Computer simulations have revealed that the use of the present invention at low load levels results in a significant increase in turbine output and a decrease in overall heat rate compared to operation according to the known methods described earlier herein.

While the description above refers to particular embodiments of the present invention, it will be understood that many modifications may be made without departing from the spirit thereof. The accompanying claims are intended to cover such modifications as would fall within the true scope and spirit of the present invention.

The presently disclosed embodiments are therefore to be considered in all respects as illustrative and not restrictive, the scope of the invention being indicated by the appended claims, rather than the foregoing description, and all changes which come within the meaning and range of equivalency of the claims are therefore intended to be embraced therein.

Claims

What is claimed:

1. In the operation of a turbine system composed of means for generating steam and a turbine first stage having inlet nozzles connected to be supplied with steam from the steam generating means, the steam generating means being composed of a cascade arrangement of a boiler producing steam at a selected pressure which has an assigned lower limit value, primary superheater means, division valve means presenting a steam flow passage having a controllable cross-sectional area, and secondary superheater means connected between the division valve means and the inlet nozzles, a method for reducing the output of the system at low load levels comprising: reducing the cross-sectional area of the steam flow passage presented by said division valve means; and increasing the rate at which heat is supplied to the steam in said secondary superheater means by an amount coordinated with the reduction imparted to the cross-sectional area of the steam flow passage by said reducing step.

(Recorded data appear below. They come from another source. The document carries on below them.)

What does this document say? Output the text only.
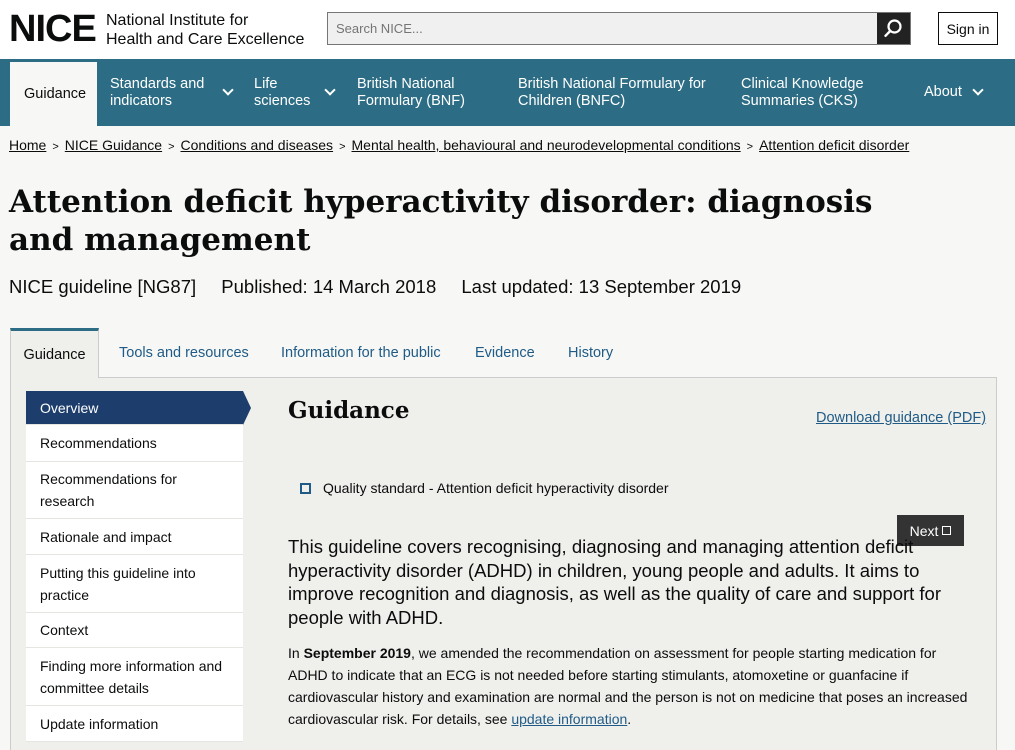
NICE National Institute for
Health and Care Excellence
Search NICE...
Sign in
Guidance
Standards and indicators
Life sciences
British National Formulary (BNF)
British National Formulary for Children (BNFC)
Clinical Knowledge Summaries (CKS)
About
Home > NICE Guidance > Conditions and diseases > Mental health, behavioural and neurodevelopmental conditions > Attention deficit disorder
Attention deficit hyperactivity disorder: diagnosis and management
NICE guideline [NG87] Published: 14 March 2018 Last updated: 13 September 2019
Guidance	Tools and resources Information for the public Evidence History
Overview
Recommendations
Recommendations for research
Rationale and impact
Putting this guideline into practice
Context
Finding more information and committee details
Update information
Guidance	Download guidance (PDF)
Quality standard - Attention deficit hyperactivity disorder
Next

This guideline covers recognising, diagnosing and managing attention deficit hyperactivity disorder (ADHD) in children, young people and adults. It aims to improve recognition and diagnosis, as well as the quality of care and support for people with ADHD.

In September 2019, we amended the recommendation on assessment for people starting medication for ADHD to indicate that an ECG is not needed before starting stimulants, atomoxetine or guanfacine if cardiovascular history and examination are normal and the person is not on medicine that poses an increased cardiovascular risk. For details, see update information.
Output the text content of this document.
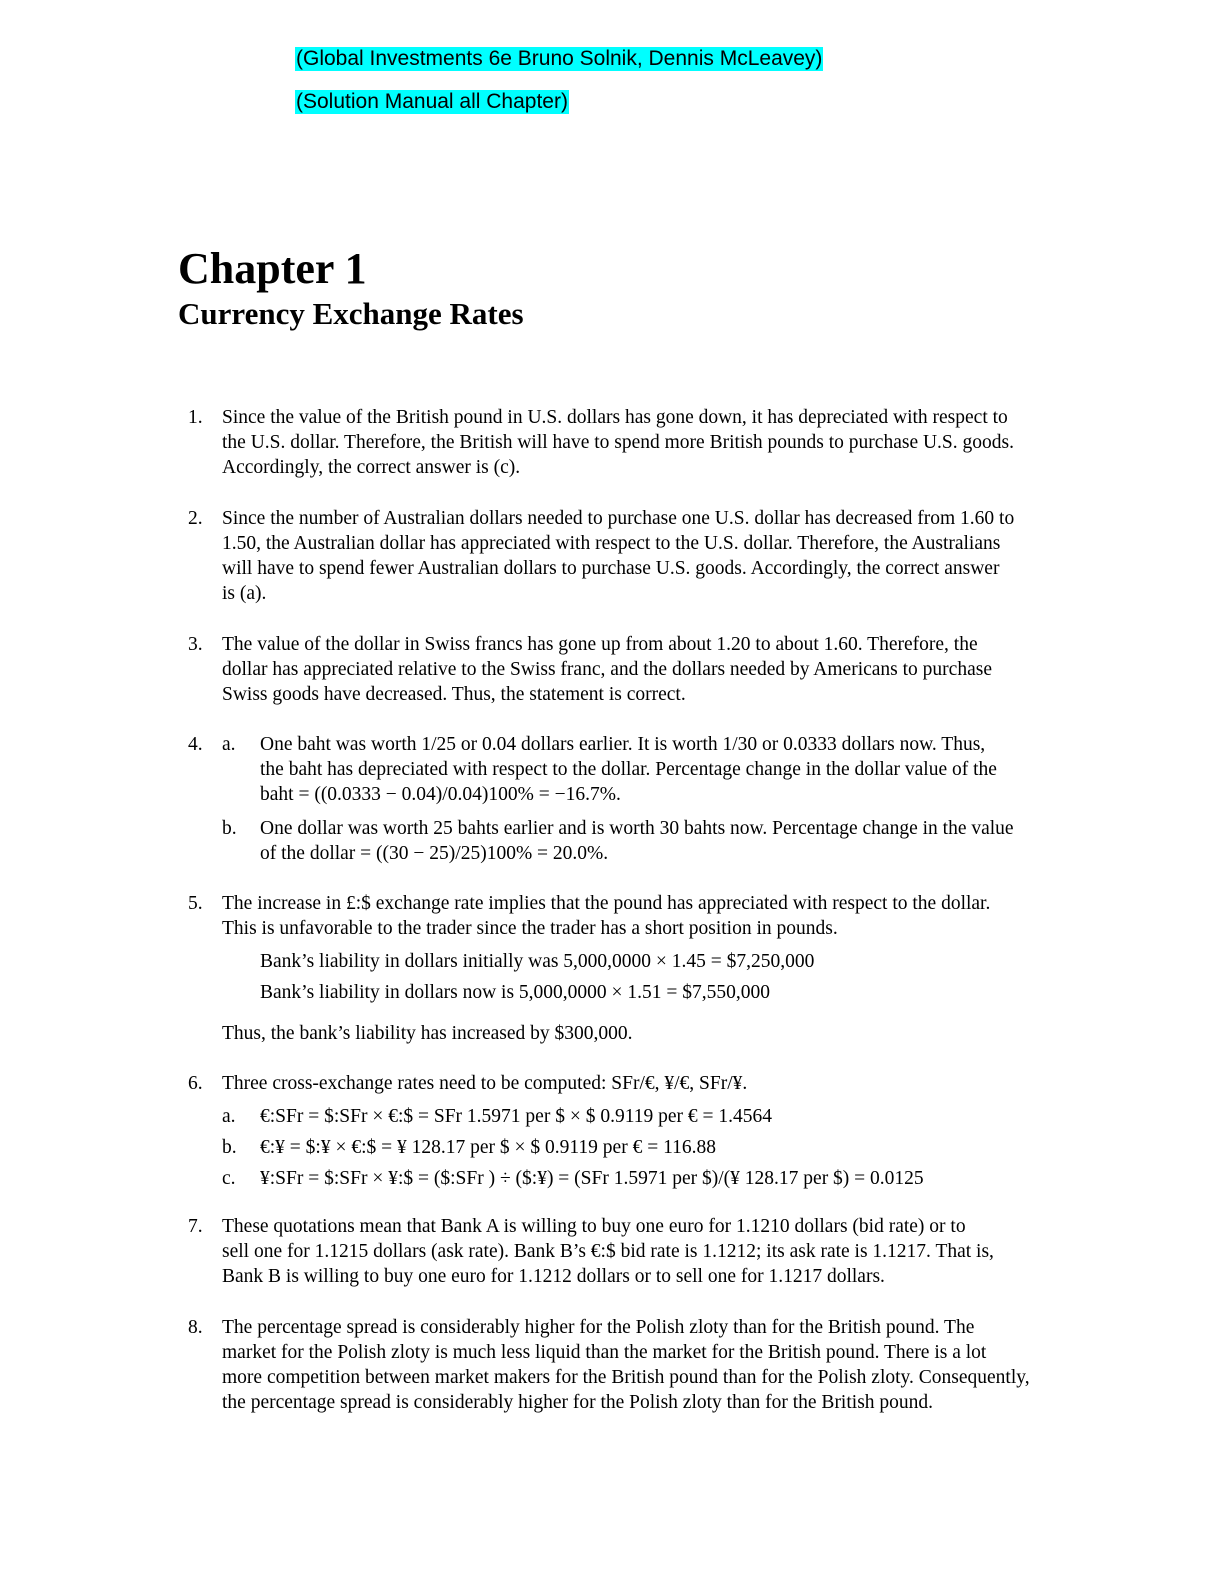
(Global Investments 6e Bruno Solnik, Dennis McLeavey)
(Solution Manual all Chapter)
Chapter 1
Currency Exchange Rates
1. Since the value of the British pound in U.S. dollars has gone down, it has depreciated with respect to
the U.S. dollar. Therefore, the British will have to spend more British pounds to purchase U.S. goods.
Accordingly, the correct answer is (c).
2. Since the number of Australian dollars needed to purchase one U.S. dollar has decreased from 1.60 to
1.50, the Australian dollar has appreciated with respect to the U.S. dollar. Therefore, the Australians
will have to spend fewer Australian dollars to purchase U.S. goods. Accordingly, the correct answer
is (a).
3. The value of the dollar in Swiss francs has gone up from about 1.20 to about 1.60. Therefore, the
dollar has appreciated relative to the Swiss franc, and the dollars needed by Americans to purchase
Swiss goods have decreased. Thus, the statement is correct.
4. a.	One baht was worth 1/25 or 0.04 dollars earlier. It is worth 1/30 or 0.0333 dollars now. Thus,
the baht has depreciated with respect to the dollar. Percentage change in the dollar value of the
baht = ((0.0333 − 0.04)/0.04)100% = −16.7%.
b.	One dollar was worth 25 bahts earlier and is worth 30 bahts now. Percentage change in the value
of the dollar = ((30 − 25)/25)100% = 20.0%.
5. The increase in £:$ exchange rate implies that the pound has appreciated with respect to the dollar.
This is unfavorable to the trader since the trader has a short position in pounds.
Bank’s liability in dollars initially was 5,000,0000 × 1.45 = $7,250,000
Bank’s liability in dollars now is 5,000,0000 × 1.51 = $7,550,000
Thus, the bank’s liability has increased by $300,000.
6. Three cross-exchange rates need to be computed: SFr/€, ¥/€, SFr/¥.
a.	€:SFr = $:SFr × €:$ = SFr 1.5971 per $ × $ 0.9119 per € = 1.4564
b.	€:¥ = $:¥ × €:$ = ¥ 128.17 per $ × $ 0.9119 per € = 116.88
c.	¥:SFr = $:SFr × ¥:$ = ($:SFr ) ÷ ($:¥) = (SFr 1.5971 per $)/(¥ 128.17 per $) = 0.0125
7. These quotations mean that Bank A is willing to buy one euro for 1.1210 dollars (bid rate) or to
sell one for 1.1215 dollars (ask rate). Bank B’s €:$ bid rate is 1.1212; its ask rate is 1.1217. That is,
Bank B is willing to buy one euro for 1.1212 dollars or to sell one for 1.1217 dollars.
8. The percentage spread is considerably higher for the Polish zloty than for the British pound. The
market for the Polish zloty is much less liquid than the market for the British pound. There is a lot
more competition between market makers for the British pound than for the Polish zloty. Consequently,
the percentage spread is considerably higher for the Polish zloty than for the British pound.
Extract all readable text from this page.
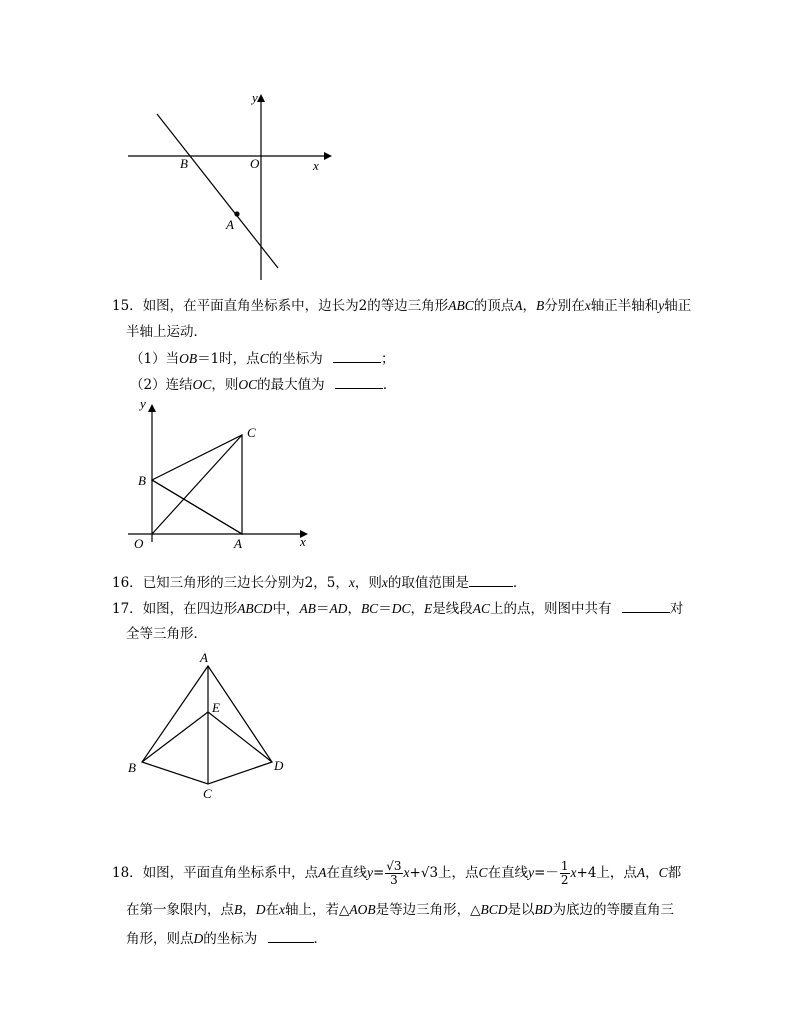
y
x
O
B
A
15．如图，在平面直角坐标系中，边长为2的等边三角形ABC的顶点A，B分别在x轴正半轴和y轴正
半轴上运动．
（1）当OB＝1时，点C的坐标为	；
（2）连结OC，则OC的最大值为	．
y
x
O	A
B
C
16．已知三角形的三边长分别为2，5，x，则x的取值范围是	．
17．如图，在四边形ABCD中，AB＝AD，BC＝DC，E是线段AC上的点，则图中共有	对
全等三角形．
A
B
C
D
E
18．如图，平面直角坐标系中，点A在直线$y= \frac{√3}{3} x+√3$上，点C在直线$y=- \frac{1}{2} x+4$上，点A，C都
在第一象限内，点B，D在x轴上，若△AOB是等边三角形，△BCD是以BD为底边的等腰直角三
角形，则点D的坐标为	．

2. A method as defined in claim 1 wherein said steps of reducing and increasing are carried out while the boiler steam pressure is maintained at the assigned lower limit value.

3. In a turbine system composed of means for generating steam and a turbine first stage having inlet nozzles connected to be supplied with steam from the steam generating means, the steam generating means being composed of a cascade arrangement of a boiler producing steam at a selected pressure which has an assigned lower limit value, primary superheater means, division valve means presenting a steam flow passage having a controllable cross-sectional area, and secondary superheater means connected between the division valve means and the inlet nozzles, the improvement comprising control means for reducing the output of said system at low load levels, said control means being coupled to said division valve means for reducing the cross-sectional area of the steam flow passage presented by said division valve means and to said secondary superheater means for increasing the rate at which heat is suppied to the steam in said secondary superheater means by an amount coordinated with the reduction imparted to the cross-sectional area of the steam flow passage presented by said division valve means.

4. A system as defined in claim 3 wherein said control means are connected to said boiler to receive an input signal representative of the steam pressure in said boiler and are connected to receive a further input signal representative of the desired output of said system.